Cours d’agriculture (Rozier)/MÈRE (mal de)

Hôtel Serpente (Tome sixièmep. 497-498).


MÈRE (mal de). Médecine Rurale. Maladie connue sous différens noms. Pline en a parlé sous celui de suffocation des femmes ; Rodericus l’a appellée étranglement de matrice ; Lorry, apoplexie spasmodique ; les Latins, suffocation histérique, & le peuple, mal de mère.

Cette maladie vient tout-à-coup ; les femmes qui en sont frappées, perdent le mouvement & le sentiment ; la respiration est à peine sensible ; le pouls est déprimé, petit, & quelquefois intermittent, le froid s’empare de tout le corps, & les deux mâchoires sont quelquefois si étroitement serrées, qu’il est impossible de faire ouvrir la bouche aux malades. Les femmes sujettes à cette maladie, sentent, pour l’ordinaire, les approches d’un paroxysme aussi extraordinaire ; il est toujours précédé de vives passions, de quelque terreur panique ; les malades éprouvent une sorte d’étranglement, une difficulté, ou pour mieux dire, une gêne dans la respiration : on apperçoit même dans le globe de l’œil un mouvement extraordinaire ; elles sont aussi tourmentées par des rapports très fréquens, & par un battement à l’hypogastre.

Une infinité de causes peut exciter cette maladie ; pour l’ordinaire elle dépend de la sensibilité des nerfs, de la délicatesse des organes, & de l’irritabilité de la matrice. Outre ces trois causes, qui sont les plus ordinaires, on a vu cette maladie occasionnée par la présence des vers dans l’estomac, par l’abus des boissons échauffantes & spiritueuses ; par un exercice immodéré ; par des évacuations périodiques supprimées ; par l’effet des poisons, pris intérieurement ; par l’usage immodéré de l’opium ; par une pléthore universelle ; enfin, par l’abus des plaisirs.

Cette maladie ne doit pas être regardée comme fort dangereuse, sur-tout si elle dépend de toute autre cause que du poison.

Les hypocondriaques subissent souvent de pareilles attaques ; mais quand ils sont hors du paroxysme, ils se rappellent avoir parlé, sans s’être remués ; avoir entendu d’une manière fort obscure, tout ce qu’on leur a dit ; ils assurent même l’avoir prouvé par les gestes qu’ils ont fait dans l’attaque.

Les indications à remplir dans le traitement de cette maladie, sont relatives à l’intensité du paroxysme, & aux moyens qu’on doit employer pour s’opposer à ses retours.

1°. Dans le paroxysme, si le malade a le visage rouge & enflammé, un degré de chaleur augmentée, une pulsation bien marquée aux artères temporales, le pouls fort, piquant & tendu, il faut alors faire saigner le malade, & lui tirer une petite quantité de sang ; quoiqu’en général la saignée soit contre-indiquée, & même nuisible dans presque toutes les affections nerveuses, néanmoins l’expérience a prouvé ses bons effets dans quelques circonstances ; le pouls devient plus fort, le paroxysme cède bientôt, & le malade est bientôt rétabli.

Mais si la cause est purement nerveuse, on emploiera avec succès les remèdes antispasmodiques, tels que la rhue, le castor, le camphre corrigé avec le nitre ; un grain de musc mis dans la vulve, est le véritable spécifique dans cette maladie ; je m’en suis toujours servi avec succès.

Il est quelquefois avantageux d’avoir recours à des remèdes qui produisent des irritations locales.

Dans quelques circonstances, il faut faire inspirer la fumée de plume brûlée sur des charbons ardents, ou de cuir.
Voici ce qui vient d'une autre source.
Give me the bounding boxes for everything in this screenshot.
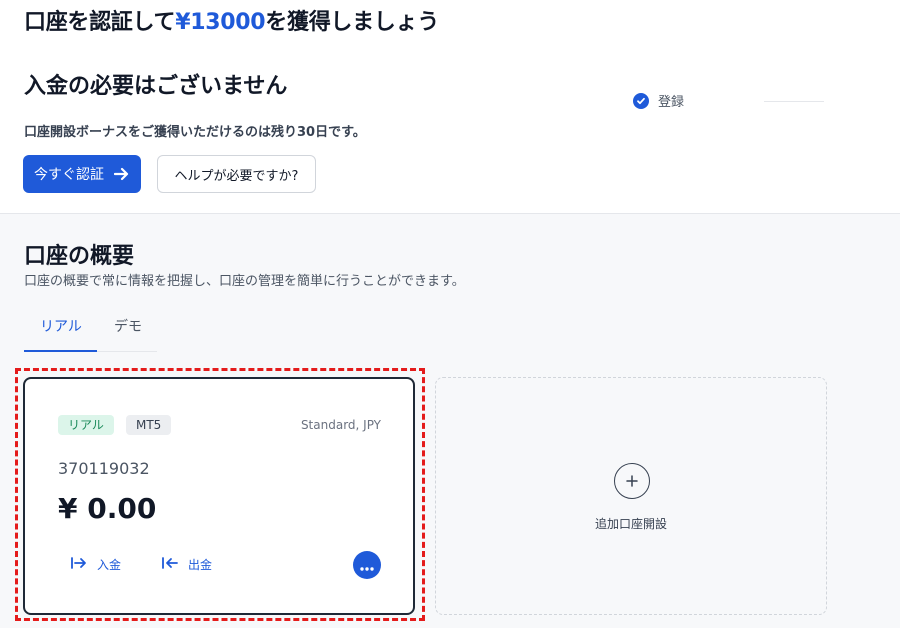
bonus-note: 口座開設ボーナスをご獲得いただけるのは残り30日です。 xyxy=(24,125,366,140)
deposit-label: 入金 xyxy=(97,558,122,572)
step-connector xyxy=(764,101,824,102)
tab-real[interactable]: リアル xyxy=(40,316,82,336)
plus-icon xyxy=(614,463,650,499)
verify-now-button[interactable]: 今すぐ認証 xyxy=(23,155,141,193)
promo-headline-2: 入金の必要はございません xyxy=(24,74,288,99)
headline-post: を獲得しましょう xyxy=(265,10,439,35)
promo-section: 口座を認証して¥13000を獲得しましょう 入金の必要はございません 口座開設ボ… xyxy=(0,0,900,214)
account-overview-section: 口座の概要 口座の概要で常に情報を把握し、口座の管理を簡単に行うことができます。… xyxy=(0,214,900,628)
ellipsis-icon xyxy=(360,556,374,575)
overview-title: 口座の概要 xyxy=(24,244,135,269)
active-tab-indicator xyxy=(24,350,97,352)
step-register: 登録 xyxy=(633,91,684,110)
account-tabs: リアル デモ xyxy=(24,306,157,352)
headline-amount: ¥13000 xyxy=(175,10,266,35)
verify-now-label: 今すぐ認証 xyxy=(34,167,104,183)
tab-demo[interactable]: デモ xyxy=(114,316,142,336)
help-button[interactable]: ヘルプが必要ですか? xyxy=(157,155,316,193)
headline-pre: 口座を認証して xyxy=(24,10,176,35)
arrow-right-icon xyxy=(113,164,130,184)
withdraw-button[interactable]: 出金 xyxy=(162,556,212,573)
check-circle-icon xyxy=(633,92,649,109)
platform-badge: MT5 xyxy=(126,415,172,435)
add-account-label: 追加口座開設 xyxy=(594,517,667,531)
account-type-badge: リアル xyxy=(58,415,114,435)
step-label: 登録 xyxy=(658,95,685,110)
withdraw-icon xyxy=(162,557,178,572)
account-balance: ¥ 0.00 xyxy=(58,492,157,525)
account-type-label: Standard, JPY xyxy=(300,418,381,432)
overview-subtitle: 口座の概要で常に情報を把握し、口座の管理を簡単に行うことができます。 xyxy=(24,274,465,289)
withdraw-label: 出金 xyxy=(188,558,213,572)
more-options-button[interactable] xyxy=(353,551,381,579)
deposit-button[interactable]: 入金 xyxy=(71,556,121,573)
deposit-icon xyxy=(71,557,87,572)
promo-headline: 口座を認証して¥13000を獲得しましょう xyxy=(24,8,464,38)
account-number: 370119032 xyxy=(58,459,150,478)
account-card[interactable]: リアル MT5 Standard, JPY 370119032 ¥ 0.00 入… xyxy=(23,377,415,615)
add-account-card[interactable]: 追加口座開設 xyxy=(435,377,827,615)
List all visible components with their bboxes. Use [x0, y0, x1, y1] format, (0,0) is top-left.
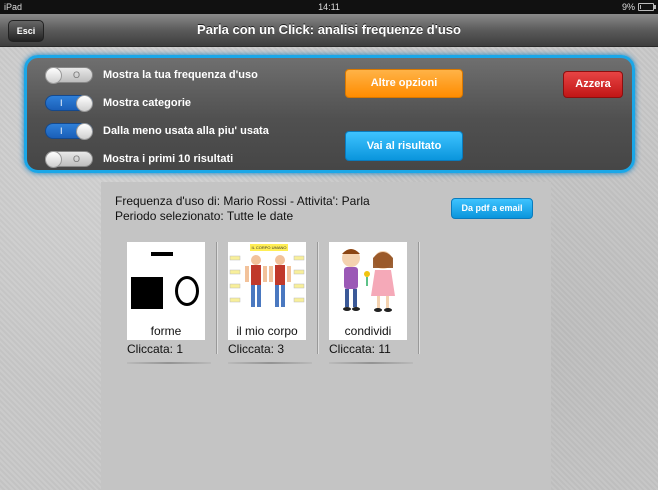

Un emplâtre fétide, fait avec parties égales de thériaque & d’ossa-fétida, appliqué sur le creux de l’estomac, produit aussi de bons effets.

L’eau de menthe, combinée avec la liqueur minérale anodine d’Hoffman, le petit-lait coupé avec la fleur de tilleul, les bains domestiques, le régime végétal, sont les remèdes les plus propres à combattre le retour & les paroxismes de cette maladie. M. Ami.